To say that the murder of Donna Kristofak is tragic would be a gross understatement. I have no idea what was going on in her personal life and marriage; how her husband, John Kristofak, could so viciously kill her is something incomprehensible. What leads to that kind of anger and premeditated reaction is part of the unexplainable human condition. It’s a safe bet that John Kristofak will almost certainly die in the Georgia prison system.
In reading the blogs associated with this story and listening to comments from various people, there is a lot of hostility directed toward Cobb Superior Court Judge, Adele Grubbs. The focus seems to be that she sentenced Kristofak to four years and five months probation, and seven months in jail. The judge then released Kristofak crediting him with the seven months he spent in the Cobb County jail for aggravated stalking and family violence related crimes. Donna Kristofak pleaded with Judge Grubbs to keep her ex-husband locked up, expressing her fears that Kristofak would kill her.
What the MDJ stories did not report is if the plea the judge took was a deal struck between the District Attorney’s Office and Kristofak. That is an important piece of information to a complete understanding of the sentence Kristofak was given. What sentence did the prosecutor recommend to the judge? What evidence did the prosecutor have that manifested an imminent threat to the victim? What evidence did Kristofak present, other than having no prior criminal history, that he posed no threat? In no way am I pointing fingers at the DA’s office for what might seem to some a lenient deal. I am confident that the prosecutor’s office did their homework and whatever recommendations they may have made were based on interviews, facts, and evidence. I would be surprised if Judge Grubbs deviated from a prosecutor recommendation, but the MDJ did not report any of this so that the readers can draw their own conclusions.
It is a sad state of affairs that in our country there is so much spousal and child abuse, much of which goes unreported. How many women suffer in silence, quietly live in daily fear, do what they can to protect their children and themselves, and no one knows that this could be your neighbor? The MDJ story would also have been much more complete if it had talked with someone in the DA’s office to learn how many stalking/aggravated stalking cases are prosecuted each year, how many result in violence versus the effectiveness of the restraining orders.

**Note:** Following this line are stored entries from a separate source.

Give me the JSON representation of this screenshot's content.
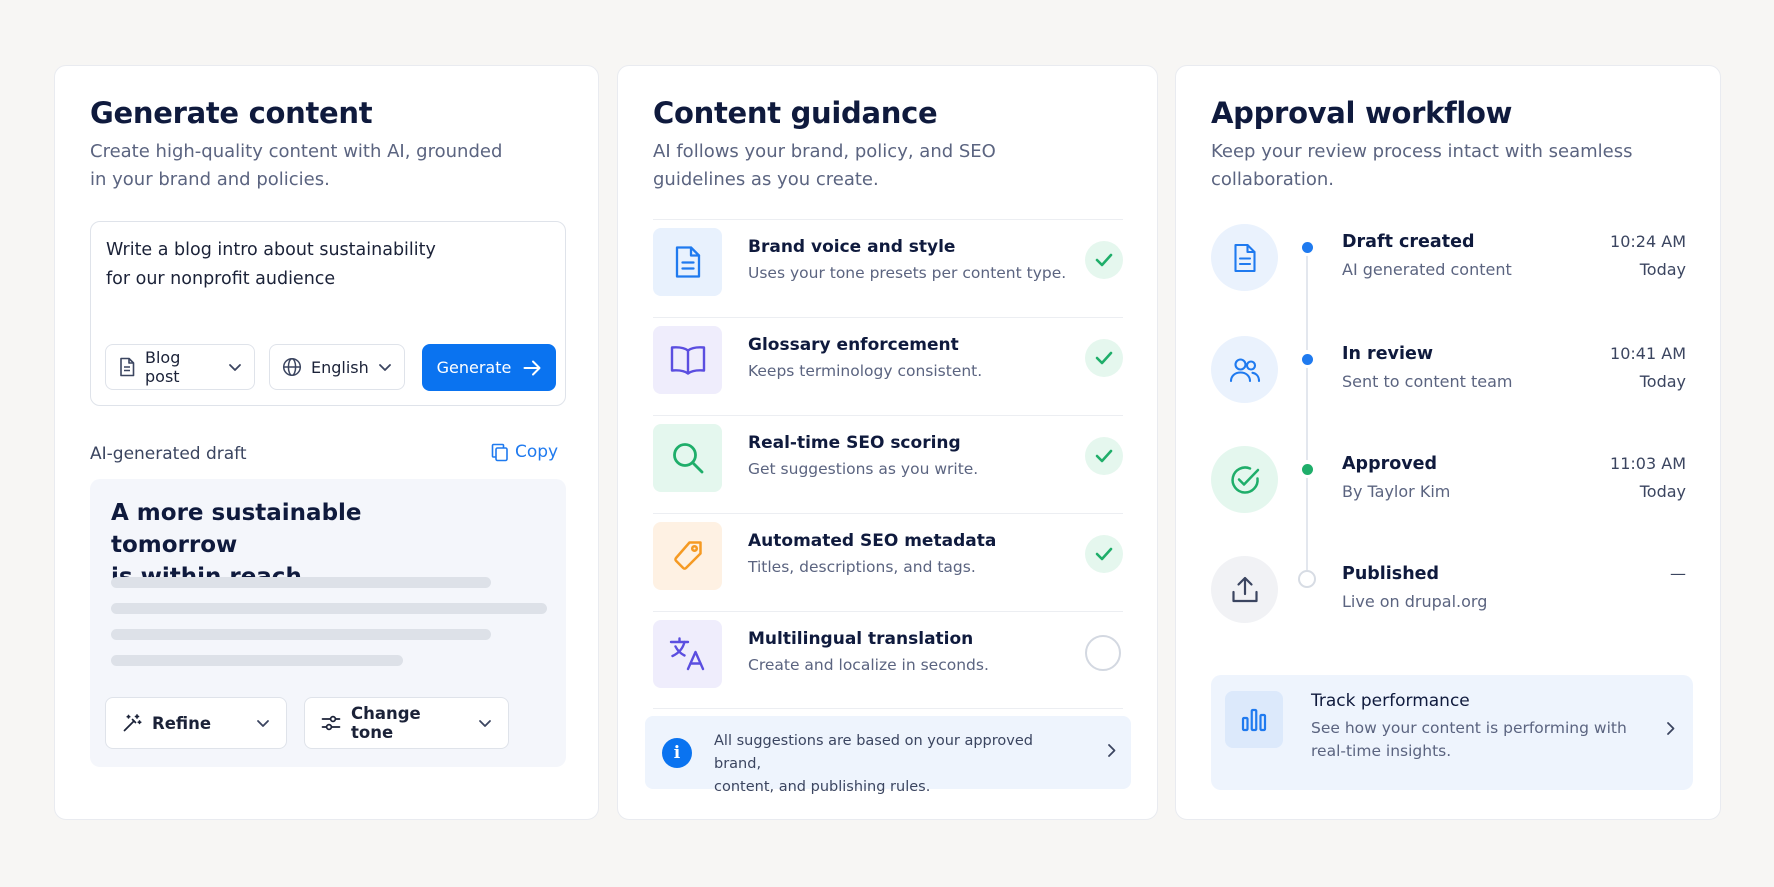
{
  "generate": {
    "title": "Generate content",
    "subtitle": "Create high-quality content with AI, grounded in your brand and policies.",
    "prompt_line1": "Write a blog intro about sustainability",
    "prompt_line2": "for our nonprofit audience",
    "content_type": "Blog post",
    "language": "English",
    "generate_label": "Generate",
    "draft_label": "AI-generated draft",
    "copy_label": "Copy",
    "draft_line1": "A more sustainable tomorrow",
    "draft_line2": "is within reach.",
    "refine_label": "Refine",
    "change_tone_label": "Change tone"
  },
  "guidance": {
    "title": "Content guidance",
    "subtitle": "AI follows your brand, policy, and SEO guidelines as you create.",
    "items": [
      {
        "title": "Brand voice and style",
        "desc": "Uses your tone presets per content type.",
        "icon": "document-icon",
        "checked": true
      },
      {
        "title": "Glossary enforcement",
        "desc": "Keeps terminology consistent.",
        "icon": "book-icon",
        "checked": true
      },
      {
        "title": "Real-time SEO scoring",
        "desc": "Get suggestions as you write.",
        "icon": "search-icon",
        "checked": true
      },
      {
        "title": "Automated SEO metadata",
        "desc": "Titles, descriptions, and tags.",
        "icon": "tag-icon",
        "checked": true
      },
      {
        "title": "Multilingual translation",
        "desc": "Create and localize in seconds.",
        "icon": "translate-icon",
        "checked": false
      }
    ],
    "info_line1": "All suggestions are based on your approved brand,",
    "info_line2": "content, and publishing rules."
  },
  "workflow": {
    "title": "Approval workflow",
    "subtitle": "Keep your review process intact with seamless collaboration.",
    "steps": [
      {
        "title": "Draft created",
        "sub": "AI generated content",
        "time": "10:24 AM",
        "day": "Today",
        "icon": "document-icon",
        "status": "done"
      },
      {
        "title": "In review",
        "sub": "Sent to content team",
        "time": "10:41 AM",
        "day": "Today",
        "icon": "users-icon",
        "status": "done"
      },
      {
        "title": "Approved",
        "sub": "By Taylor Kim",
        "time": "11:03 AM",
        "day": "Today",
        "icon": "check-circle-icon",
        "status": "approved"
      },
      {
        "title": "Published",
        "sub": "Live on drupal.org",
        "time": "—",
        "day": "",
        "icon": "upload-icon",
        "status": "pending"
      }
    ],
    "track_title": "Track performance",
    "track_desc": "See how your content is performing with real-time insights."
  },
  "colors": {
    "accent": "#0a73f0",
    "success": "#1fae6a",
    "orange": "#f59a23",
    "purple": "#5b4ee0",
    "background": "#f7f6f4"
  }
}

My uninformed guess is that the DA’s office sees a significant number of stalking cases. Prosecutors and judges probably hear cries for help from tormented women all the time, and from all that I have read over the years, Cobb County is one of the better places where the criminal justice system makes a meaningful difference, where the professionals make a sincere effort to listen. This was a case where things went terribly wrong, but I don’t think it is fair to blame the judge or the system.

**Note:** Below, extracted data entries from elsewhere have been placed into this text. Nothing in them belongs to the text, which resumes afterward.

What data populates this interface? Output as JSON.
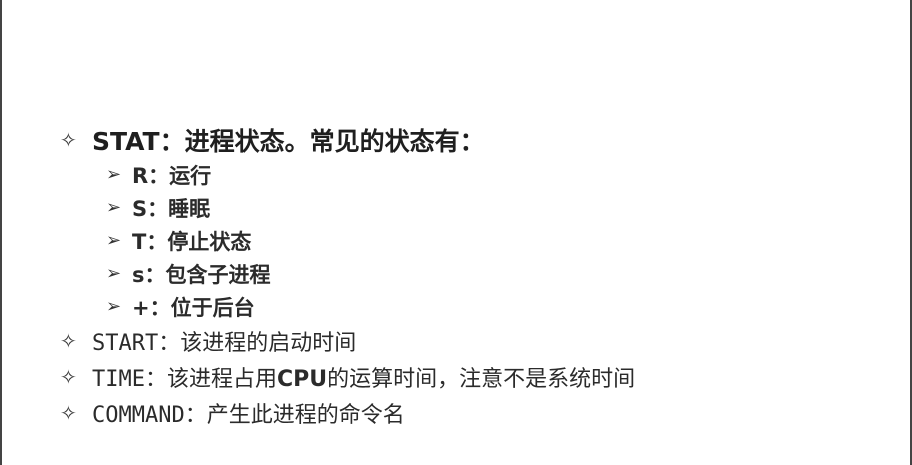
{
  "slide": {
    "items": [
      {
        "bullet": "✧",
        "text": "STAT：进程状态。常见的状态有：",
        "subitems": [
          {
            "bullet": "➢",
            "text": "R：运行"
          },
          {
            "bullet": "➢",
            "text": "S：睡眠"
          },
          {
            "bullet": "➢",
            "text": "T：停止状态"
          },
          {
            "bullet": "➢",
            "text": "s：包含子进程"
          },
          {
            "bullet": "➢",
            "text": "+：位于后台"
          }
        ]
      },
      {
        "bullet": "✧",
        "label": "START",
        "text": "：该进程的启动时间"
      },
      {
        "bullet": "✧",
        "label": "TIME",
        "text_before": "：该进程占用",
        "emphasis": "CPU",
        "text_after": "的运算时间，注意不是系统时间"
      },
      {
        "bullet": "✧",
        "label": "COMMAND",
        "text": "：产生此进程的命令名"
      }
    ]
  }
}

For those who are always advocating long prison sentences for virtually every crime, I won’t argue the point. It is a fair perspective, especially if you have been a crime victim. But the other side of that argument is the cost to incarcerate felons. That cost includes more police that are paid what they are worth, more prosecutors, more judges, more training for everyone in the criminal justice system, and more judges. That’s before we get to the cost of building and maintaining jails and prisons. And that cost is staggering. This is another example of wanting a champagne system on a beer budget. Until those who complain are willing to pay for what they expect, they shouldn’t expect perfection. Wars are not won on the cheap, and fighting crime is no different.

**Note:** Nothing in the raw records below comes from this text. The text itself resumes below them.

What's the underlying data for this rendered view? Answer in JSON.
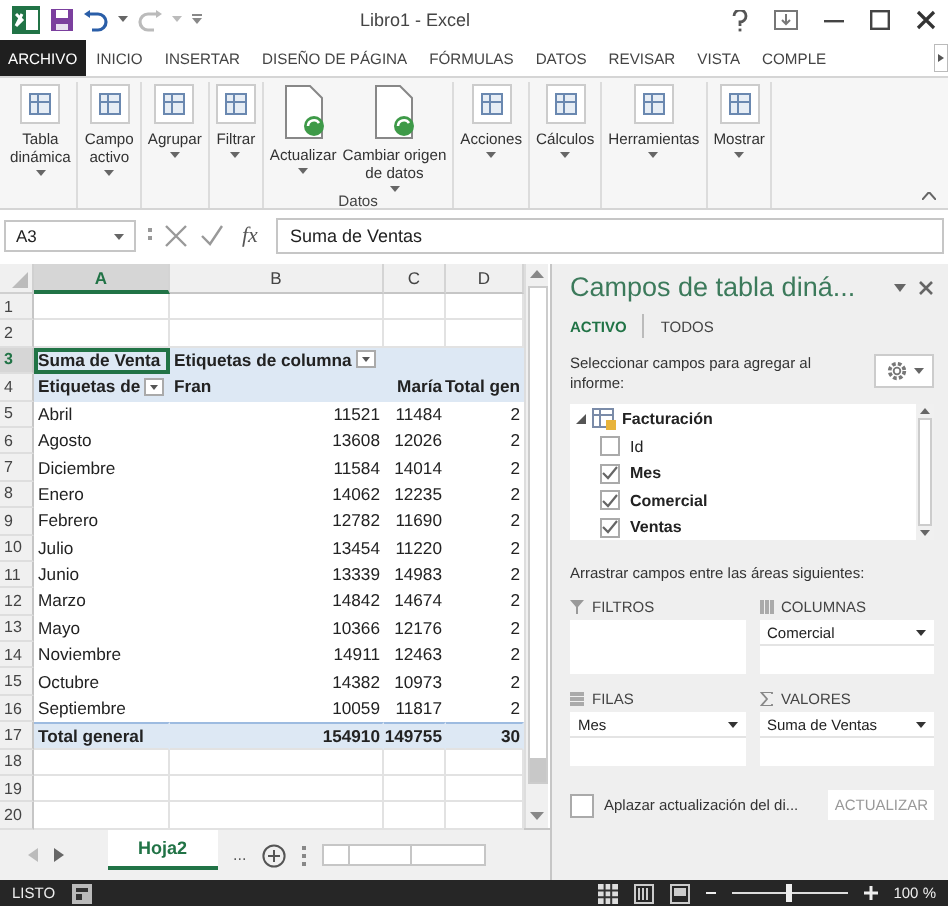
{
  "window": {
    "title": "Libro1 - Excel"
  },
  "ribbon_tabs": [
    {
      "label": "ARCHIVO",
      "kind": "file"
    },
    {
      "label": "INICIO",
      "kind": "tab"
    },
    {
      "label": "INSERTAR",
      "kind": "tab"
    },
    {
      "label": "DISEÑO DE PÁGINA",
      "kind": "tab"
    },
    {
      "label": "FÓRMULAS",
      "kind": "tab"
    },
    {
      "label": "DATOS",
      "kind": "tab"
    },
    {
      "label": "REVISAR",
      "kind": "tab"
    },
    {
      "label": "VISTA",
      "kind": "tab"
    },
    {
      "label": "COMPLE",
      "kind": "tab"
    }
  ],
  "ribbon_groups": [
    {
      "buttons": [
        {
          "label": "Tabla\ndinámica",
          "kind": "small",
          "dropdown": true
        }
      ]
    },
    {
      "buttons": [
        {
          "label": "Campo\nactivo",
          "kind": "small",
          "dropdown": true
        }
      ]
    },
    {
      "buttons": [
        {
          "label": "Agrupar",
          "kind": "small",
          "dropdown": true
        }
      ]
    },
    {
      "buttons": [
        {
          "label": "Filtrar",
          "kind": "small",
          "dropdown": true
        }
      ]
    },
    {
      "label": "Datos",
      "buttons": [
        {
          "label": "Actualizar",
          "kind": "large",
          "dropdown": true
        },
        {
          "label": "Cambiar origen\nde datos",
          "kind": "large",
          "dropdown": true
        }
      ]
    },
    {
      "buttons": [
        {
          "label": "Acciones",
          "kind": "small",
          "dropdown": true
        }
      ]
    },
    {
      "buttons": [
        {
          "label": "Cálculos",
          "kind": "small",
          "dropdown": true
        }
      ]
    },
    {
      "buttons": [
        {
          "label": "Herramientas",
          "kind": "small",
          "dropdown": true
        }
      ]
    },
    {
      "buttons": [
        {
          "label": "Mostrar",
          "kind": "small",
          "dropdown": true
        }
      ]
    }
  ],
  "formula_bar": {
    "name_box": "A3",
    "function_label": "fx",
    "value": "Suma de Ventas"
  },
  "grid": {
    "columns": [
      {
        "label": "A",
        "selected": true
      },
      {
        "label": "B",
        "selected": false
      },
      {
        "label": "C",
        "selected": false
      },
      {
        "label": "D",
        "selected": false
      }
    ],
    "rows": [
      {
        "number": "1",
        "kind": "blank",
        "selected": false
      },
      {
        "number": "2",
        "kind": "blank",
        "selected": false
      },
      {
        "number": "3",
        "kind": "pivot-header",
        "selected": true,
        "cells": [
          {
            "text": "Suma de Venta",
            "filter": false
          },
          {
            "text": "Etiquetas de columna",
            "filter": true
          }
        ]
      },
      {
        "number": "4",
        "kind": "pivot-header",
        "selected": false,
        "cells": [
          {
            "text": "Etiquetas de",
            "filter": true
          },
          {
            "text": "Fran",
            "filter": false
          },
          {
            "text": "María",
            "filter": false
          },
          {
            "text": "Total gen",
            "filter": false
          }
        ]
      },
      {
        "number": "5",
        "kind": "data",
        "selected": false,
        "cells": [
          "Abril",
          "11521",
          "11484",
          "2"
        ]
      },
      {
        "number": "6",
        "kind": "data",
        "selected": false,
        "cells": [
          "Agosto",
          "13608",
          "12026",
          "2"
        ]
      },
      {
        "number": "7",
        "kind": "data",
        "selected": false,
        "cells": [
          "Diciembre",
          "11584",
          "14014",
          "2"
        ]
      },
      {
        "number": "8",
        "kind": "data",
        "selected": false,
        "cells": [
          "Enero",
          "14062",
          "12235",
          "2"
        ]
      },
      {
        "number": "9",
        "kind": "data",
        "selected": false,
        "cells": [
          "Febrero",
          "12782",
          "11690",
          "2"
        ]
      },
      {
        "number": "10",
        "kind": "data",
        "selected": false,
        "cells": [
          "Julio",
          "13454",
          "11220",
          "2"
        ]
      },
      {
        "number": "11",
        "kind": "data",
        "selected": false,
        "cells": [
          "Junio",
          "13339",
          "14983",
          "2"
        ]
      },
      {
        "number": "12",
        "kind": "data",
        "selected": false,
        "cells": [
          "Marzo",
          "14842",
          "14674",
          "2"
        ]
      },
      {
        "number": "13",
        "kind": "data",
        "selected": false,
        "cells": [
          "Mayo",
          "10366",
          "12176",
          "2"
        ]
      },
      {
        "number": "14",
        "kind": "data",
        "selected": false,
        "cells": [
          "Noviembre",
          "14911",
          "12463",
          "2"
        ]
      },
      {
        "number": "15",
        "kind": "data",
        "selected": false,
        "cells": [
          "Octubre",
          "14382",
          "10973",
          "2"
        ]
      },
      {
        "number": "16",
        "kind": "data",
        "selected": false,
        "cells": [
          "Septiembre",
          "10059",
          "11817",
          "2"
        ]
      },
      {
        "number": "17",
        "kind": "total",
        "selected": false,
        "cells": [
          "Total general",
          "154910",
          "149755",
          "30"
        ]
      },
      {
        "number": "18",
        "kind": "blank",
        "selected": false
      },
      {
        "number": "19",
        "kind": "blank",
        "selected": false
      },
      {
        "number": "20",
        "kind": "blank",
        "selected": false
      }
    ]
  },
  "sheet_tabs": [
    {
      "label": "Hoja2",
      "selected": true
    }
  ],
  "sheet_more": "...",
  "pivot_pane": {
    "title": "Campos de tabla diná...",
    "tabs": [
      {
        "label": "ACTIVO",
        "selected": true
      },
      {
        "label": "TODOS",
        "selected": false
      }
    ],
    "instruction": "Seleccionar campos para agregar al informe:",
    "fields": [
      {
        "label": "Facturación",
        "expanded": true,
        "children": [
          {
            "label": "Id",
            "checked": false
          },
          {
            "label": "Mes",
            "checked": true
          },
          {
            "label": "Comercial",
            "checked": true
          },
          {
            "label": "Ventas",
            "checked": true
          }
        ]
      }
    ],
    "areas_hint": "Arrastrar campos entre las áreas siguientes:",
    "areas": [
      {
        "label": "FILTROS",
        "kind": "filters"
      },
      {
        "label": "COLUMNAS",
        "kind": "columns",
        "items": [
          "Comercial"
        ]
      },
      {
        "label": "FILAS",
        "kind": "rows",
        "items": [
          "Mes"
        ]
      },
      {
        "label": "VALORES",
        "kind": "values",
        "items": [
          "Suma de Ventas"
        ]
      }
    ],
    "defer": {
      "label": "Aplazar actualización del di...",
      "checked": false
    },
    "update_button": {
      "label": "ACTUALIZAR",
      "disabled": true
    }
  },
  "status_bar": {
    "status": "LISTO",
    "zoom": "100 %",
    "zoom_level": {
      "level": 0.5
    }
  }
}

Judge Grubbs has been around a long time. She has always enjoyed a solid reputation for fairness and meting out stiff punishment for those convicted of felonies in her court. A bleeding heart she is not. As a 27 year reader of the MDJ, I have read many stories about her. Among them is one involving her own personal tragedy with the loss of a teenage daughter in a car accident some years ago. Judge Grubbs is human with a broad spectrum of experience. She deserves better. Perhaps the MDJ can round out this story by addressing some of the questions I have raised.